I was driving to work (I’m a grocer, an essential front-line worker, apparently) the other morning, noticing how many people were out doing exactly that. I wondered for how many folks this will uncover or reawaken a love of walking. That would be a good outcome.
The two of us sauntered the other day on our favorite path by the Merrimack River. We take dogs to exercise there, we pick up litter and cover up graffiti in the summer, we see eagles and red-tail hawks, we just talk and walk and appreciate this simple flowing glory a few blocks from our house. I begin every run on that path by the river, the same one about which Henry David Thoreau rhapsodized.

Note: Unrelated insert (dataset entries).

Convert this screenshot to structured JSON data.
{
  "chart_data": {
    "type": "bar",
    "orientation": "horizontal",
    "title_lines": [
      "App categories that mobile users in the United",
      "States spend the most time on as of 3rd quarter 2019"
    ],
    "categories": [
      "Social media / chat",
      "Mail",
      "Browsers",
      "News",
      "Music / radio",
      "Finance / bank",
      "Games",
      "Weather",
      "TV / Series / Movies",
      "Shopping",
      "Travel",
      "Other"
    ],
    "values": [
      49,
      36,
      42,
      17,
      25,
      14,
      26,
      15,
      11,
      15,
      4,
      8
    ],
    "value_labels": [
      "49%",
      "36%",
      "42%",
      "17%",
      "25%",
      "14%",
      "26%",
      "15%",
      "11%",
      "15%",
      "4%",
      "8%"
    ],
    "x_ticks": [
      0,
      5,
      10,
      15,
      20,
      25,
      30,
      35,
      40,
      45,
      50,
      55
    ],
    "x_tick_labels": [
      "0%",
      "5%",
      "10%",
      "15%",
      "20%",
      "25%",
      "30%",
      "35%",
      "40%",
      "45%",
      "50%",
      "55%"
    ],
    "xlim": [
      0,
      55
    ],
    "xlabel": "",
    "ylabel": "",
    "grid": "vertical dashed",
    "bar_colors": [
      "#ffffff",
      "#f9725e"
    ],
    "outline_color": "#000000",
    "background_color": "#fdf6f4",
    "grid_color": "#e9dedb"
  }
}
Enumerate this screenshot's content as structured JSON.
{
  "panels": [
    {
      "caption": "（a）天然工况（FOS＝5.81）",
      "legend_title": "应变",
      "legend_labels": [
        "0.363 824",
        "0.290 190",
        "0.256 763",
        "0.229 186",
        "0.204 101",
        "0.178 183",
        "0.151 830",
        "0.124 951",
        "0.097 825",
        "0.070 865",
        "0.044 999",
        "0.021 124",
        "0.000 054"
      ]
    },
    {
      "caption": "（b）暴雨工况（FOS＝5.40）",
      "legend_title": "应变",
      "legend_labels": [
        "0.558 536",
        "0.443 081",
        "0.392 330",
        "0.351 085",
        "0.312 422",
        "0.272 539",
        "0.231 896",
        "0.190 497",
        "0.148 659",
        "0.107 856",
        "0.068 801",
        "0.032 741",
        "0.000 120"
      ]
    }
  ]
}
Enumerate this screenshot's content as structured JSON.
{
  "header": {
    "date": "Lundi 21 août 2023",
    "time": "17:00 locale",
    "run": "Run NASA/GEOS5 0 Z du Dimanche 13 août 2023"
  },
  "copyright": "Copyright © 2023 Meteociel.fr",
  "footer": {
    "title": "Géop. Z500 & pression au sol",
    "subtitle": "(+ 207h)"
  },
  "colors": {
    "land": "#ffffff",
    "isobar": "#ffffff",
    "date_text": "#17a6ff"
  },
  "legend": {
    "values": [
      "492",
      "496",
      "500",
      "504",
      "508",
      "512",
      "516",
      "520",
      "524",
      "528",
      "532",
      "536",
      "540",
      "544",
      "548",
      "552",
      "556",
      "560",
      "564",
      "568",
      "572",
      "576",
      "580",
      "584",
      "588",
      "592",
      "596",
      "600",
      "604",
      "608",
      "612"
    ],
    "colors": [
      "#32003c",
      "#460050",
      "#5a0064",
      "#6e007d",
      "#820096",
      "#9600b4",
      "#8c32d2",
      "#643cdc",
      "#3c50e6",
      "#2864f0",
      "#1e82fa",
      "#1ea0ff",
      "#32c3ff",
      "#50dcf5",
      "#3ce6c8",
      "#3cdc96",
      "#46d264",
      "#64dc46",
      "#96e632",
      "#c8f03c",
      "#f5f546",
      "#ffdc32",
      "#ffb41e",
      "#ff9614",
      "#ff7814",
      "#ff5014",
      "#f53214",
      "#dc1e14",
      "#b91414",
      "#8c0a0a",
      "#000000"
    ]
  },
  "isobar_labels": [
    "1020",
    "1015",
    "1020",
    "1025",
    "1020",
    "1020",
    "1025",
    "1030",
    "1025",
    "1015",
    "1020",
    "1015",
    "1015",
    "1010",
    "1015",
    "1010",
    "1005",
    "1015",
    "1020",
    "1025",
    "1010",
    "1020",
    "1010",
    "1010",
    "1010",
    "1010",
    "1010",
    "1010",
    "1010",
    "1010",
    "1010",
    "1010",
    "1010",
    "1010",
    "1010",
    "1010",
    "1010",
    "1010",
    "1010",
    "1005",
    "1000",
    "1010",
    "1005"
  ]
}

He also had much to say about our freshly highlighted bipedal outdoor activity. In an 1862 essay called “Walking,” Thoreau offered timeless lessons, both practical and philosophical (maybe they are even the same) for these times one hundred fifty eight years later. It would be worthwhile to reflect and slow down and ponder them, maybe over a few days. I have been able to read and reread the essay without exhaustion for many years.
“I wish to speak a word for Nature,” he begins, “for absolute freedom and wildness, as contrasted with a freedom and culture merely civil,–to regard man as an inhabitant, or a part and parcel of Nature, rather than a member of society.” Right there, he turns us toward a larger context, a context with which we can begin every walk. We are members of society, yes indeed, but in the largest sense we are part of nature and can find a place there, whether we are alone or with someone.
He continues —
“I have met with but one or two persons in the course of my life who understood the art of Walking, that is, of taking walks, who had a genius, so to speak, for sauntering: which word is beautifully derived ‘from idle people who roved about the country, in the middle ages, and asked charity, under pretense of going à la Sainte Terre,to the Holy Land,’ till the children exclaimed,‘There goes a Sainte-Terrer, a Saunterer, a Holy Lander.’ ”
Later that paragraph Thoreau notes that “He who sits still in a house all the time may be the greatest vagrant of all; but the saunterer, in the good sense, is no more vagrant than the meandering river, which is all the while sedulously seeking the shortest course to the sea.” Here the Concordian whispers in our ear that we’re not wasting time because we can’t be at the office or the gym or the pool or somewhere being “productive.”
So, go for your walk today, be at a safe social distance and remember that you are part of nature, that you’re on a quest for the Holy Land (whatever that means to you), and that you are no vagrant. You couldn’t be doing anything better.